Three years in the making, Apache Kudu is an open source complement to HDFS and HBase. It is designed to complete the Hadoop ecosystem storage layer, enabling fast analytics on fast data. A Kudu cluster stores tables that look just like tables from relational (SQL) databases. This simple data model makes it easy to port legacy applications or build new ones. Tables are self-describing. You can use standard tools like SQL engines or Apache Spark to analyze your data. Its random access APIs can also be used in batch for machine learning analytic use cases.
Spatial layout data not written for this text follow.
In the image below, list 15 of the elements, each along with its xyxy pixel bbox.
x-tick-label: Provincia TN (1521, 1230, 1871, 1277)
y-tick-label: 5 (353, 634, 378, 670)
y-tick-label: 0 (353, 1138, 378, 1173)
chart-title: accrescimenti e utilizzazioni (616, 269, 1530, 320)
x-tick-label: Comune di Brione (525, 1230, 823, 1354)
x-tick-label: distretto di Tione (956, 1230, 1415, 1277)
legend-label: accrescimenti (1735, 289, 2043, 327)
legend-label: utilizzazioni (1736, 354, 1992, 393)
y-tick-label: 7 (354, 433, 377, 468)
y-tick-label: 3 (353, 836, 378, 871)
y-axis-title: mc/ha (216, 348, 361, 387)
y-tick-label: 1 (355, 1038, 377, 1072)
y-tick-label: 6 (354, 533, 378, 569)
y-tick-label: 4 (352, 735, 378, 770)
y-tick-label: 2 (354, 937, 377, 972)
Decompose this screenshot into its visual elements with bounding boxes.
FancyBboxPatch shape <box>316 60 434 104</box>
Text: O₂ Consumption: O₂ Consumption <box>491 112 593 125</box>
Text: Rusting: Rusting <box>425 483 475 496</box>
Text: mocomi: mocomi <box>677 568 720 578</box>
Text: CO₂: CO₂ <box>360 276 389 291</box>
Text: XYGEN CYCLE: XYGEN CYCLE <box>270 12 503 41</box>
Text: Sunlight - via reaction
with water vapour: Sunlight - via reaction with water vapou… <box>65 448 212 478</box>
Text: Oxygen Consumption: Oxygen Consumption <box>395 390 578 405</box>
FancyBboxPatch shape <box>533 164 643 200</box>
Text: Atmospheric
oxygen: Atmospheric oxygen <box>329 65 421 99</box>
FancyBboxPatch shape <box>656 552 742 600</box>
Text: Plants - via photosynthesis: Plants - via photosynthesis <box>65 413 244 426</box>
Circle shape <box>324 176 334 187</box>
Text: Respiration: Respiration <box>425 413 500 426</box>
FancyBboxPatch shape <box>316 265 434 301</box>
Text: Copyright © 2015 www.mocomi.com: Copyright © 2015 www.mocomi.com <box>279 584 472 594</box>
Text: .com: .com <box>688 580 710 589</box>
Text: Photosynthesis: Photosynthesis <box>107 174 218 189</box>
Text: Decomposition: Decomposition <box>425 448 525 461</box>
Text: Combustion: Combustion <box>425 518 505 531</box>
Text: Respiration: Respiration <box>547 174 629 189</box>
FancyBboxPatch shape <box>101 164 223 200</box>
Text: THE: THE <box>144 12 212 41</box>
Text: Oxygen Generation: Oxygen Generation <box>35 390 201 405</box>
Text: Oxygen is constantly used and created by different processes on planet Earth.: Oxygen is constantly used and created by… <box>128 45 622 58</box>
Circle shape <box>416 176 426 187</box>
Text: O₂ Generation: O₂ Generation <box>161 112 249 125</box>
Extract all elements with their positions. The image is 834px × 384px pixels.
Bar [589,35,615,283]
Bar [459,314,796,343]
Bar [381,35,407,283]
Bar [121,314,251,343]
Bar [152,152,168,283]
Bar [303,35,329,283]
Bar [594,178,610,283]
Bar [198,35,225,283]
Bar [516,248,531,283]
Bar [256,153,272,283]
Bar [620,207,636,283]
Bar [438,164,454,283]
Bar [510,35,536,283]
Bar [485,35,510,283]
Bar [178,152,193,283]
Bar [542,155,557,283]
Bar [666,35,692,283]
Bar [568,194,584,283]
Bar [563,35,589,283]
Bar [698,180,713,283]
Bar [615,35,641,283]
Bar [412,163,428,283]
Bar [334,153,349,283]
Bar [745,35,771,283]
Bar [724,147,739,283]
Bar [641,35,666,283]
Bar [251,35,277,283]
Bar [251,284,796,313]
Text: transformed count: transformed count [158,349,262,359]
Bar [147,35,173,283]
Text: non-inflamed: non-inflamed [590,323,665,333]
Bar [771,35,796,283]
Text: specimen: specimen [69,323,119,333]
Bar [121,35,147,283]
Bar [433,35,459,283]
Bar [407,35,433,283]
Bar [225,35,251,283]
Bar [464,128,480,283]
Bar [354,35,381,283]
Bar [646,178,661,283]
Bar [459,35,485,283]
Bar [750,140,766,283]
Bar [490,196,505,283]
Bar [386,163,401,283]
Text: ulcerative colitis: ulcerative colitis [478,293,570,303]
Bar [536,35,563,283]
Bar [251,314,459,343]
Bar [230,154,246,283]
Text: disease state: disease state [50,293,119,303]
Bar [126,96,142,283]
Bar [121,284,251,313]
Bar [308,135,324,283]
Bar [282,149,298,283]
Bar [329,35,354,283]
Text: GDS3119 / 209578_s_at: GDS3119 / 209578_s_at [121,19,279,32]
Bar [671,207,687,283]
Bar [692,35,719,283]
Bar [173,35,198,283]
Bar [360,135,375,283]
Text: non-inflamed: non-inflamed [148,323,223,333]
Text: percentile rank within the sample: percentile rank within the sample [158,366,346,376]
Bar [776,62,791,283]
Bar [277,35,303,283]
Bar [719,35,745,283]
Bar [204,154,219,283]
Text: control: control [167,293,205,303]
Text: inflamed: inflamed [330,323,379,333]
Working with a combination of streaming and historical big data at scale is challenging for data-driven enterprises doing analytics on top of Hadoop, regardless of the distribution they're using -- including Cloudera and Hortonworks. Organizations often resort to parallel infrastructures. For example, they persist real-time or most-recent data -- such as IoT or time series data -- in HDFS using Avro and periodically (daily) convert the most recent data into Parquet format for analytic queries. The real-time analysis runs against Avro storage, but the historical data queries need to run against Parquet for fast analytics.
Using Kudu eliminates the need for parallel analytic infrastructures. Instead, a purpose-built storage subsystem handles fast inserts and columnar scans for analytics. Kudu integrates with Impala, and Zoomdata connects to Impala tables backed by Kudu storage. Then Zoomdata can monitor fast inserts of data in real-time. When users see something unusual happen in the data stream, they can use Zoomdata’s Data DVR to pause, rewind, and replay the stream to see what happened.
What’s more, Zoomdata can point to the same table and run queries over the full data set. Zoomdata runs analytic queries on the fly, so as soon as data is inserted into Kudu it’s available to users for visual data analytics. There’s no latency due to batch processing to convert storage formats. Zoomdata’s Data Sharpening technology presents results to the user in seconds, querying even huge Kudu tables with hundreds of millions to billions of rows, sharpening the image as the query completes.
This mix of real-time and analytic queries is made possible through the Zoomdata user experience and the simplified, underlying storage architecture provided by the open source Kudu data store.